Eu imagino que a equipe do Tokyo RPG Factory (que deve ter umas dez pessoas no máximo) tenha olhado pro passado dos seus superiores (no caso, a Square) e seguido a ‘cartilha’ que, olha só, justifica a sua própria existência. “Lembra daquele jogo que mexia com o tempo? E daquele outro que era meio Revolução Industrial? Putz! Esse era pesado ! Bora olhar esses mais de perto”, e aí de repente cada um puxou um Super Nintendo dali e foi atrás dessas coisas. E aí Setsuna precisava de mais. “Tem que ter muita neve no jogo”. E tem neve pra tudo que é lado. Na mesma proporção da neve, tem piano também, porque, bem, o ponto é ser melancólico. Mas tanto a neve quanto o piano são tão onipresentes quanto belos.
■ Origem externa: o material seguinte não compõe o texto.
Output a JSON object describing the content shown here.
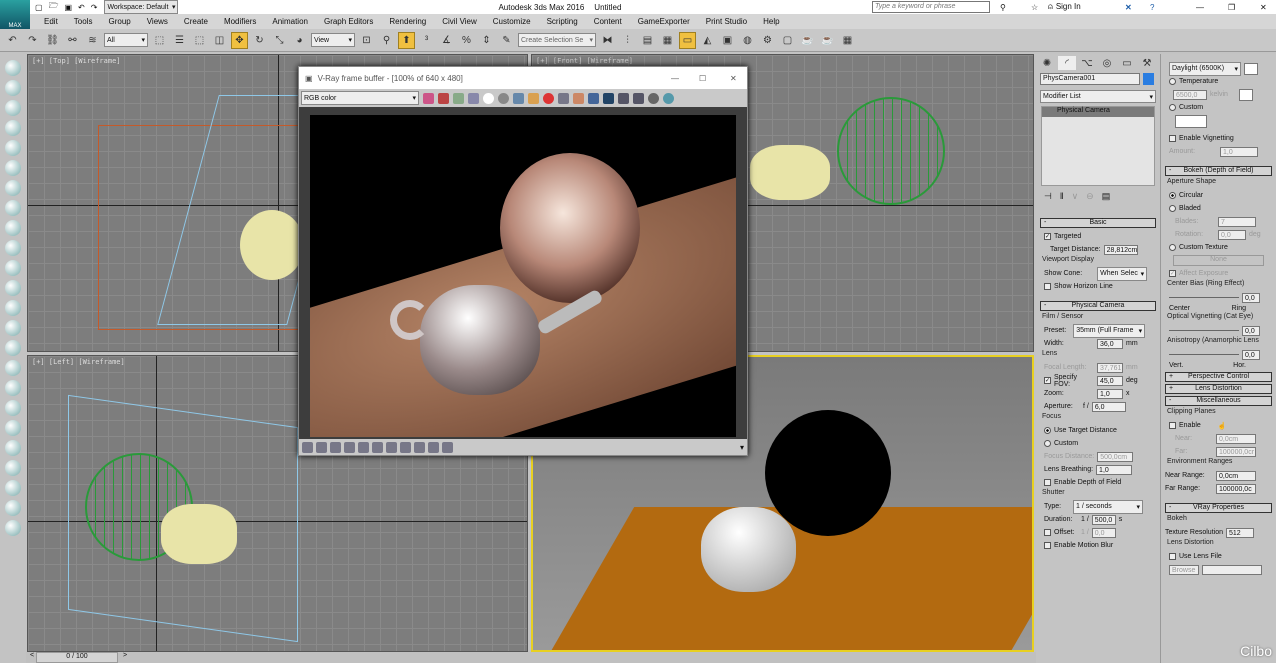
{
  "app": {
    "logo": "MAX",
    "title": "Autodesk 3ds Max 2016",
    "doc": "Untitled",
    "workspace": "Workspace: Default",
    "search_placeholder": "Type a keyword or phrase",
    "sign_in": "Sign In"
  },
  "menu": [
    "Edit",
    "Tools",
    "Group",
    "Views",
    "Create",
    "Modifiers",
    "Animation",
    "Graph Editors",
    "Rendering",
    "Civil View",
    "Customize",
    "Scripting",
    "Content",
    "GameExporter",
    "Print Studio",
    "Help"
  ],
  "toolbar": {
    "filter": "All",
    "ref_coord": "View",
    "selection_set_placeholder": "Create Selection Se"
  },
  "viewports": {
    "top": "[+] [Top] [Wireframe]",
    "front": "[+] [Front] [Wireframe]",
    "left": "[+] [Left] [Wireframe]"
  },
  "vfb": {
    "title": "V-Ray frame buffer - [100% of 640 x 480]",
    "channel": "RGB color"
  },
  "timeline": {
    "frame": "0 / 100",
    "prev": "<",
    "next": ">"
  },
  "command_panel": {
    "object_name": "PhysCamera001",
    "object_color": "#2a7de1",
    "modifier_list": "Modifier List",
    "stack_item": "Physical Camera",
    "basic": {
      "title": "Basic",
      "targeted": "Targeted",
      "target_distance_label": "Target Distance:",
      "target_distance": "28,812cm",
      "viewport_display": "Viewport Display",
      "show_cone_label": "Show Cone:",
      "show_cone": "When Selec",
      "show_horizon": "Show Horizon Line"
    },
    "physical": {
      "title": "Physical Camera",
      "film": "Film / Sensor",
      "preset_label": "Preset:",
      "preset": "35mm (Full Frame",
      "width_label": "Width:",
      "width": "36,0",
      "mm": "mm",
      "lens": "Lens",
      "focal_label": "Focal Length:",
      "focal": "37,761",
      "specify_fov": "Specify FOV:",
      "fov": "45,0",
      "deg": "deg",
      "zoom_label": "Zoom:",
      "zoom": "1,0",
      "x": "x",
      "aperture_label": "Aperture:",
      "f": "f /",
      "aperture": "6,0",
      "focus": "Focus",
      "use_target": "Use Target Distance",
      "custom": "Custom",
      "focus_dist_label": "Focus Distance:",
      "focus_dist": "500,0cm",
      "breathing_label": "Lens Breathing:",
      "breathing": "1,0",
      "enable_dof": "Enable Depth of Field",
      "shutter": "Shutter",
      "type_label": "Type:",
      "type": "1 / seconds",
      "duration_label": "Duration:",
      "one_over": "1 /",
      "duration": "500,0",
      "s": "s",
      "offset": "Offset:",
      "offset_val": "0,0",
      "motion_blur": "Enable Motion Blur"
    },
    "col2": {
      "wb": "Daylight (6500K)",
      "temperature": "Temperature",
      "temp_val": "6500,0",
      "kelvin": "kelvin",
      "custom": "Custom",
      "vignetting": "Enable Vignetting",
      "amount_label": "Amount:",
      "amount": "1,0",
      "bokeh_title": "Bokeh (Depth of Field)",
      "aperture_shape": "Aperture Shape",
      "circular": "Circular",
      "bladed": "Bladed",
      "blades_label": "Blades:",
      "blades": "7",
      "rotation_label": "Rotation:",
      "rotation": "0,0",
      "custom_texture": "Custom Texture",
      "none": "None",
      "affect_exposure": "Affect Exposure",
      "center_bias": "Center Bias (Ring Effect)",
      "center": "Center",
      "ring": "Ring",
      "center_bias_val": "0,0",
      "optical_vig": "Optical Vignetting (Cat Eye)",
      "optical_val": "0,0",
      "anisotropy": "Anisotropy (Anamorphic Lens",
      "vert": "Vert.",
      "hor": "Hor.",
      "aniso_val": "0,0",
      "perspective": "Perspective Control",
      "lens_distortion": "Lens Distortion",
      "misc": "Miscellaneous",
      "clipping": "Clipping Planes",
      "enable": "Enable",
      "near_label": "Near:",
      "near": "0,0cm",
      "far_label": "Far:",
      "far": "100000,0cr",
      "env_ranges": "Environment Ranges",
      "near_range_label": "Near Range:",
      "near_range": "0,0cm",
      "far_range_label": "Far Range:",
      "far_range": "100000,0c",
      "vray": "VRay Properties",
      "bokeh": "Bokeh",
      "tex_res_label": "Texture Resolution",
      "tex_res": "512",
      "lens_dist": "Lens Distortion",
      "use_lens_file": "Use Lens File",
      "browse": "Browse"
    }
  },
  "watermark": "Cilbo"
}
Pra falar a verdade, tem poucas coisas mais etéreas que uma boa melodia de piano. Sério, ouve isso aqui:

Não é muito difícil perceber que no Tokyo RPG Factory (e consequentemente em Setsuna) há mais respeito pelo legado dos seus superiores do que por novos caminhos. Como eu disse há pouco, com certeza não vai fazer mal buscar inspirações nessas coisas, desde que isso não nos resuma em emular coisas grandiosas que hoje, na maioria dos casos (graças a Deus), descansam em paz.

E eu digo isso porque, apesar de tudo, eu realmente gostei de I Am Setsuna. Eu não me lembro da última vez que senti O Que Se Sente Jogando JRPGs. Explico: coisas que, de tão pequenas, as vezes não lembramos ou sentimos falta até que nos mostram de novo. É caminhar pelo mapa e entrar em uma cidadezinha, começar uma musiquinha diferente e ir de casinha em casinha conhecendo melhor o que se passa por ali. É renovar seu estoque de itens e comprar armas melhores no armazém mais próximo, conversar com o povo local e conhecer suas histórias. É ver que existe vida naquelas cidades e em cada canto dali. Pessoas indo e vindo, histórias sendo contadas, mitos sendo revelados (ou derrubados). E aí você continua sua jornada, derrota inimigos, passa por cavernas, conhece personagens e suas histórias. Isso tudo cria uma atmosfera que é difícil de desapegar. Eu sinto saudade dessas coisas.

Por mais que seja sim uma obra que existe, antes de qualquer coisa, para honrar um legado e que tenha alguns pontos sem muita coesão (o roteiro, por exemplo), ainda tem seu próprio tom e, por que não, magia. Ao invés de sentirmos que estamos voltando ao nosso lar, é mais como passar em frente a casa que você morou na sua infância e ver que outras pessoas vivem ali, nos fazendo sentir o amargo de não podermos mais estar lá, mas com o alívio da certeza que nem mesmo o tempo ou a neve são capazes de apagar certas memórias.